Popularny „Bartos” zaskoczył wszystkich informacją opublikowaną w ostatnim dniu 2024 roku. Mistrz KSW rozstał się z grupą Artnox. Od teraz jego interesy będzie reprezentowało First Round Management. Artur Gwóźdź ujawnił, że spotkał się i prywatnie rozmówił ze swoim byłym już podopiecznym.
Prawdziwy powód rozstania „Bartosa” z Gwoździem?
Głos w temacie zabrał już też sam „Bartos”. Niekwestionowany mistrz kategorii półśredniej KSW mówił, że o ile ceni sobie prywatną relację z szefem Artnoxu, o tyle znajomość przestała iść w parze z rolą menedżer-zawodnik.
Fani jednak doszukiwali się kości niezgody, która doprowadziła do rozstania. Niejaki Patryk z Katowic zadzwonił do studia Kanału Sportowego, gdzie postanowił podzielić się swoją dedukcją:
– Mam pytanie. Bo kontrakt z KSW podpisałeś mniej więcej w 2020 roku…
– Noo, tu jest grubszy widz! Dobrze zaczynasz, dawaj dalej – wtrącił się „Bartos”.
– Bo później miałeś rękę złamaną, w ’21 debiutowałeś – kontynuował widz. – Czy to nie było tak, że ty podpisując kontrakt z KSW, nie zdawałeś sobie sprawy, bądź źle zrozumiałeś, tak zwaną „klauzulę mistrzowską”.
– I to, jak zacząłeś dalej wygrywać, zdobyłeś pas i zacząłeś myśleć o UFC, że możesz [tam] przejść, to się zorientowałeś: „o k…wa, jednak nie mogę, bo mi się kontrakt przedłuża”? I czy wtedy nie był pierwszy raz, kiedy pomyślałeś, że jednak ten kontrakt, który Artur wynegocjował nie był najlepszy?
Usłyszawszy pytanie widza Adrian Bartosiński mocno się skonsternował. Jego mina (widoczna na grafice głównej) zdradziła w zasadzie wszystko.
– Ogólnie z kontraktem ciepło… – odparł rechocząc mistrz KSW. – Ogólnie z kontraktem ciepło. Bardzo ładnie to powiedziałeś. Musisz to śledzić dobrze… No, mądry widz.

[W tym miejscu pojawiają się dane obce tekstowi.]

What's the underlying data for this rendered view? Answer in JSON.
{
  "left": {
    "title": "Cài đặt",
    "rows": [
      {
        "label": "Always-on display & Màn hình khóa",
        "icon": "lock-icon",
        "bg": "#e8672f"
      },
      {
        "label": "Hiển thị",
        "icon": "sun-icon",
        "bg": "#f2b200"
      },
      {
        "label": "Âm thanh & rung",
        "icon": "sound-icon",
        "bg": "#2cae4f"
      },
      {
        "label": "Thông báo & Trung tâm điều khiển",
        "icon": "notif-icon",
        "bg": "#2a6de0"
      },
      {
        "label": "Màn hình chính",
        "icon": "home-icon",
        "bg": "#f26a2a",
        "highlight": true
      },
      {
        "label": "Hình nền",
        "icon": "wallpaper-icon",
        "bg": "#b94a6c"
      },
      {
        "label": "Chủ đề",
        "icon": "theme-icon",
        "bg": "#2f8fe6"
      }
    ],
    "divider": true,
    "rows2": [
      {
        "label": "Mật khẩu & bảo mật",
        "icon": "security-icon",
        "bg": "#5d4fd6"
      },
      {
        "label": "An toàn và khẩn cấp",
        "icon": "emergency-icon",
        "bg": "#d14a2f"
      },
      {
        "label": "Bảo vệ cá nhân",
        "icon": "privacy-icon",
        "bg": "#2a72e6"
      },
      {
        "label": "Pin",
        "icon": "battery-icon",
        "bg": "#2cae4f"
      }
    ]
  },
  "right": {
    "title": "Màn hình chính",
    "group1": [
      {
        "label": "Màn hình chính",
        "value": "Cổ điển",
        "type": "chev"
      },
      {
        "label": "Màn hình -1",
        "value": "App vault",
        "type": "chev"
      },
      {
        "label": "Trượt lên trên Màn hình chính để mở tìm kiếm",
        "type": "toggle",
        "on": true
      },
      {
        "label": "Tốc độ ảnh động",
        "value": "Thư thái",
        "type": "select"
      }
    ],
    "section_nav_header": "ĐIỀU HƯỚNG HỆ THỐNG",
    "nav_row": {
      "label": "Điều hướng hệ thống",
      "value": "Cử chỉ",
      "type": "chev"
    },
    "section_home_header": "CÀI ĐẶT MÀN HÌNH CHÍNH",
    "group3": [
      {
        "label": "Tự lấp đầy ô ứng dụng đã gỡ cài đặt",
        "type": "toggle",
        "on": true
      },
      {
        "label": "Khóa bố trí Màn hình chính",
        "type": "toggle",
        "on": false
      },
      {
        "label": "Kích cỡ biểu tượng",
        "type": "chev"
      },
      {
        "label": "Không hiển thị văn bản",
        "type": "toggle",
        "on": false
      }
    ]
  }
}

– Miałem taki kontrakt… ale nie chcę już wracać do tego, kto i za co jest odpowiedzialny przy takim kontrakcie. Ale zdarzyło mi się coś takiego, że mam taki kontrakt. (…) Mateusz Gamrot miał chyba bardzo podobny – dodał Adrian. – Bardzo mało przychylna umowa dla zawodnika.